DAJ CYNK

Kara dla Orange, Play musi zwrócić pieniądze

Ringu

Wydarzenia

Urząd Ochrony Konkurencji i Konsumentów ukarał Orange za uniemożliwienie klientom przeczytania umowy przed jej podpisaniem, przy realizacji drogą kurierską - donosi Rzeczpospolita. Play natomiast żądał zbyt wysokich kar za zerwanie umowy - teraz będzie musiał oddać ich część swoim byłym klientom.

Urząd Ochrony Konkurencji i Konsumentów ukarał Orange za uniemożliwienie klientom przeczytania umowy przed jej podpisaniem, przy realizacji drogą kurierską - donosi Rzeczpospolita. Play natomiast żądał zbyt wysokich kar za zerwanie umowy - teraz będzie musiał oddać ich część swoim byłym klientom.

PTK Centertel będzie musiał zapłacić 16,2 mln zł kary. Urząd twierdzi, że operator powinien umożliwić klientowi przeczytanie umowy przed jej zawarciem. Podczas realizacji zamówienia drogą telefoniczną lub internetową do klienta przyjeżdża kurier z umową do podpisania, która czasem ma nawet kilka stron.

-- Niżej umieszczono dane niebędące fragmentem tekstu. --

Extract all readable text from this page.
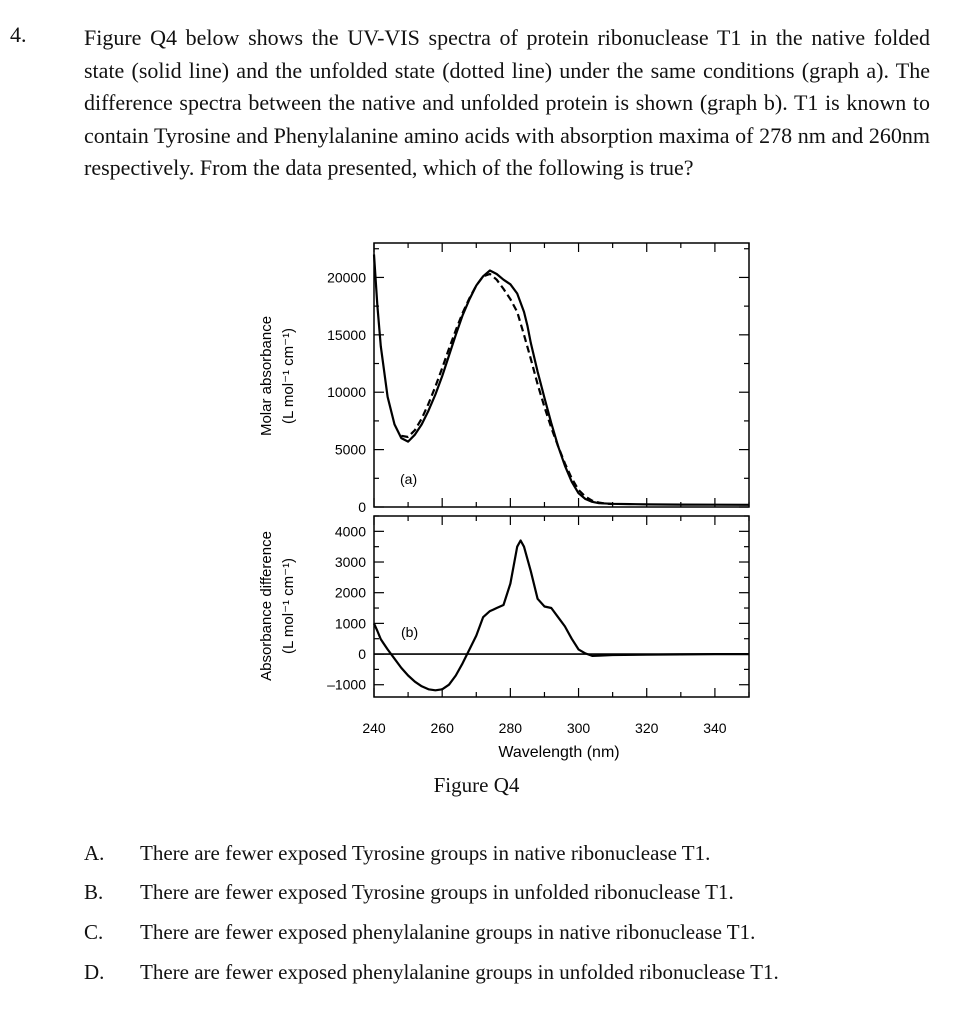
4.	Figure Q4 below shows the UV-VIS spectra of protein ribonuclease T1 in the native folded state (solid line) and the unfolded state (dotted line) under the same conditions (graph a). The difference spectra between the native and unfolded protein is shown (graph b). T1 is known to contain Tyrosine and Phenylalanine amino acids with absorption maxima of 278 nm and 260nm respectively. From the data presented, which of the following is true?

240	260	280	300	320	340
0
5000
10000
15000
20000
–1000
0
1000
2000
3000
4000
Molar absorbance (L mol⁻¹ cm⁻¹)
Absorbance difference (L mol⁻¹ cm⁻¹)
(a)
(b)
Wavelength (nm)
Figure Q4
A. There are fewer exposed Tyrosine groups in native ribonuclease T1.
B. There are fewer exposed Tyrosine groups in unfolded ribonuclease T1.
C. There are fewer exposed phenylalanine groups in native ribonuclease T1.
D. There are fewer exposed phenylalanine groups in unfolded ribonuclease T1.
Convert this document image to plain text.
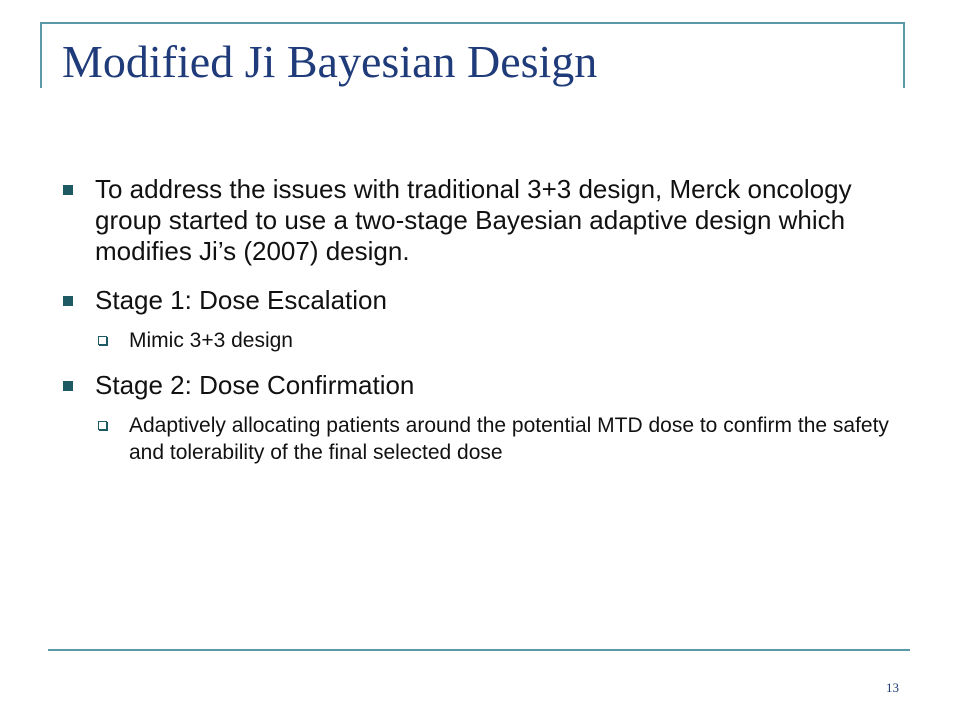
Modified Ji Bayesian Design
To address the issues with traditional 3+3 design, Merck oncology group started to use a two-stage Bayesian adaptive design which modifies Ji’s (2007) design.
Stage 1: Dose Escalation
Mimic 3+3 design
Stage 2: Dose Confirmation
Adaptively allocating patients around the potential MTD dose to confirm the safety and tolerability of the final selected dose
13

Klient musi od razu złożyć podpis na umowie lub całkowicie zrezygnować.

Żądanie, by kurier po dostarczeniu umowy pozostawił ją nabywcy, a następnie wrócił po kilku dniach, jest trudna do wykonania, komplikuje i podraża proces sprzedaży, co w konsekwencji zwiększa cenę produktów i usług - powiedział rzecznik Grupy TP, Wojciech Jabczyński.

Klienci, którzy chcą zrezygnować z usług operatora przed upłynięciem okresu zastrzeżonego umowy muszą zapłacić karę. Według UOKiK kary naliczone przez Play były dużo wyższe niż udzielana klientowi ulga. Urząd zażądał zwrotu nadpłat byłym klientom P4.

Ponadto UOKiK twierdzi, że firmy zabraniały odstąpienia od umowy realizowanej na odległość, w przypadku gdy klient nie wybierał oferty z aparatem telefonicznym. Oprócz tego operatorzy w ogóle nie informowali o możliwości rezygnacji bez konsekwencji w ciągu 10 dni od otrzymania przesyłki.